— Ces hommes, c’que c’est dégoûtant ! J’tavais dit d’attendre que j’mette mon tablier sus c’marche, Napoléion !

En sautant sur le trottoir mouillé, M. Stuyvaërt avait fait jaillir sur le seuil immaculé quatre ou cinq petites gouttelettes de boue noirâtre. Se sentant coupable, il prit le parti de s’en aller sans en demander davantage, pour ne pas se faire d’histoires.

Il revint à six heures, ayant tout à fait oublié cet incident. Sa clef grinça dans la serrure, et il entra. Le petit vestibule, dallé de cubes en terre de Maubeuge, alternativement blancs et noirs, était, à cette heure, complètement obscur, et il n’aperçut rien dans la cuisine que le pot-au-feu, éclairé en dessous par la plaque rougie du fourneau. Il cria :

— Où c’est qu’tu es, Élodie, à c’t’heure ?…

— Ici, répondit-elle, dans c’salle à manger.

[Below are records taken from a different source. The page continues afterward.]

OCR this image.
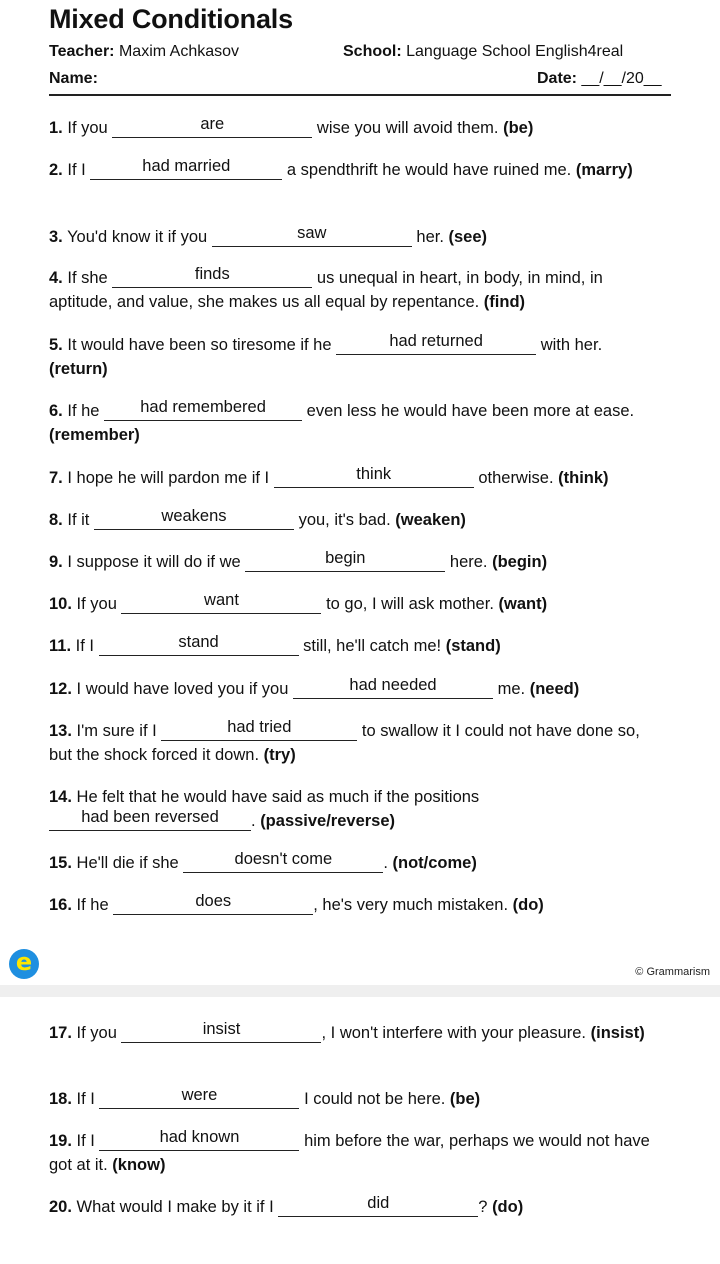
Mixed Conditionals
Teacher: Maxim Achkasov	School: Language School English4real
Name:	Date: __/__/20__
1. If you	are	wise you will avoid them. (be)
2. If I	had married	a spendthrift he would have ruined me. (marry)
3. You'd know it if you	saw	her. (see)
4. If she	finds	us unequal in heart, in body, in mind, in aptitude, and value, she makes us all equal by repentance. (find)
5. It would have been so tiresome if he	had returned	with her. (return)
6. If he had remembered even less he would have been more at ease. (remember)
7. I hope he will pardon me if I	think	otherwise. (think)
8. If it	weakens	you, it's bad. (weaken)
9. I suppose it will do if we	begin	here. (begin)
10. If you	want	to go, I will ask mother. (want)
11. If I	stand	still, he'll catch me! (stand)
12. I would have loved you if you	had needed	me. (need)
13. I'm sure if I	had tried	to swallow it I could not have done so, but the shock forced it down. (try)
14. He felt that he would have said as much if the positions
had been reversed . (passive/reverse)
15. He'll die if she	doesn't come	. (not/come)
16. If he	does	, he's very much mistaken. (do)
e	© Grammarism
17. If you	insist	, I won't interfere with your pleasure. (insist)
18. If I	were	I could not be here. (be)
19. If I	had known	him before the war, perhaps we would not have got at it. (know)
20. What would I make by it if I	did	? (do)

J’n’ai point déjà fini d’laver c’vitres !

Il entra dans la salle à manger, pièce qui ne servait que dans les grandes circonstances, et plutôt comme parloir. Madame Stuyvaërt, montée sur une échelle, lavait les carreaux de la fenêtre. Elle avait troussé sa jupe autour de ses cuisses, avec une épingle de nourrice, pour s’en faire une culotte, car elle avait de la modestie. Cela donna des idées à son mari, qui lui pinça les mollets. Ce geste la fit sortir des soins qui l’absorbaient, mais pour lui rappeler que les hommes n’ont point de propreté.

— Jésus mon Dieu ! dit-elle. Je suis sûre que tu n’as pas fait attention en montant les marches !

M. Stuyvaërt n’avait pas fait attention. Il garda le silence. Élodie descendit de son échelle, et, faisant sauter les patins qu’elle avait aux pieds, alla, sur ses bas, avec une lampe, regarder le seuil.

— C’est c’que j’avais dit, fit-elle. Tu n’as pas plus de soin qu’un cochon… qu’un cochon sur son fumier. Tout est à recommencer.